Howard Gardner, the John H. and Elisabeth A. Hobbs Professor of Cognition and Education at the Harvard Graduate School of Education, is the senior director of Harvard Project Zero. A MacArthur Fellow and the author of 28 books and several hundred articles, he is best known for his groundbreaking theory of multiple intelligences. He has recently talked about the emergence and transformative nature of digital media, and how the digital world can play to multiple intelligences. Last week, he spoke at "Shaping Our Digital World: You Have the Power," a Common Sense Media/Good Play Project forum at Brookline High School.

Can you break down the theory of multiple intelligences for us?


Our language suggests that intelligence is a single thing, and that we can rank people on one scale — from smartest to dumbest.
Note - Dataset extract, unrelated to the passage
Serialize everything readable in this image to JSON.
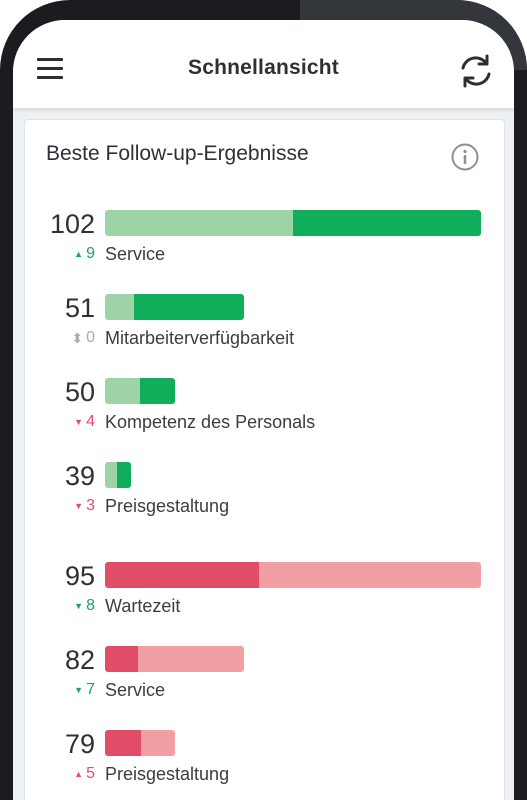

Research in recent decades suggests that human beings have a number of relatively independent abilities, which I call the 'multiple intelligences.' Johnny might be 'smart' with language and understanding other people, but not good in finding his way around an unfamiliar environment or solving mathematical problems. Sally might have the opposite profile of intelligences.

How does this impact how we engage with our digital world, our near constant engagement with computers and smart phones?

With smart devices, we can individualize education. We can present important concepts and train important skills in a number of ways, taking advantage of our multiple intelligences.

You maintain that the emergence of digital media has been as transformative as the invention of the printing press, a fundamental shift in the way the world works.

The printing press brought written material into the hands of everyone who could read, and it made knowledge accessible to the masses. The digital media present information of all sorts in a variety of symbolic modes — not just words but sounds, pictures, music. They allow instant transmission of content all over the world. And most important, they allow each of us to create content and share it with anyone else with access to a digital platform. It is as if everyone had a printing press and everyone could author books and share them with people across the globe. And also songs and photos and videos.


How does all this impact the way we process information?

Over time, individuals seem to be able to use multiple sources of information agilely, which is good, but may have less patience and less ability to go into things deeply and stay with them, which is not good.

And what about how this changes what we choose to remember, so-called 'google memory'?

We no longer need to remember all sorts of things that people used to remember, from phone numbers to directions downtown. The information is in our smart phone. What we do need to remember is how to use these devices, where they are, what happens if they break down or are lost. The challenge is to figure out what is worth remembering and why. Having huge amounts of information available is a mixed blessing. We need to develop the synthesizing mind, which can evaluate the importance of information and put it together in ways that make sense and are memorable.

How has digital media shifted the way we form and maintain personal relationships?

It is easy to form relationships with all kinds of individuals, but more difficult to form deep long-term relationships with people. The difficulty for many people in having sensitive and difficult face-to-face conversations is worrisome. On the other hand, the digital media can be a godsend for people who might previously have been isolated.


How might this affect the development of our children?

I am not in favor of keeping children away from digital devices; they are part of life. But just as adults must know how to put the devices away, so that we can reflect, have face-to-face conversations, spend time on walks or on the ski slopes, puzzle through a difficult personal dilemma, we must help our children 'put devices in their place.' The best way to do this is to model this kind of restraint, even as we model ways in which 'smart devices' can be helpful. We also need to help children understand which parts of life can be 'app-ed' and which parts cannot. A college student once said to me, "Why go to school, when the answers to all questions are in my smart phone?" I replied, "Yes, except the important ones."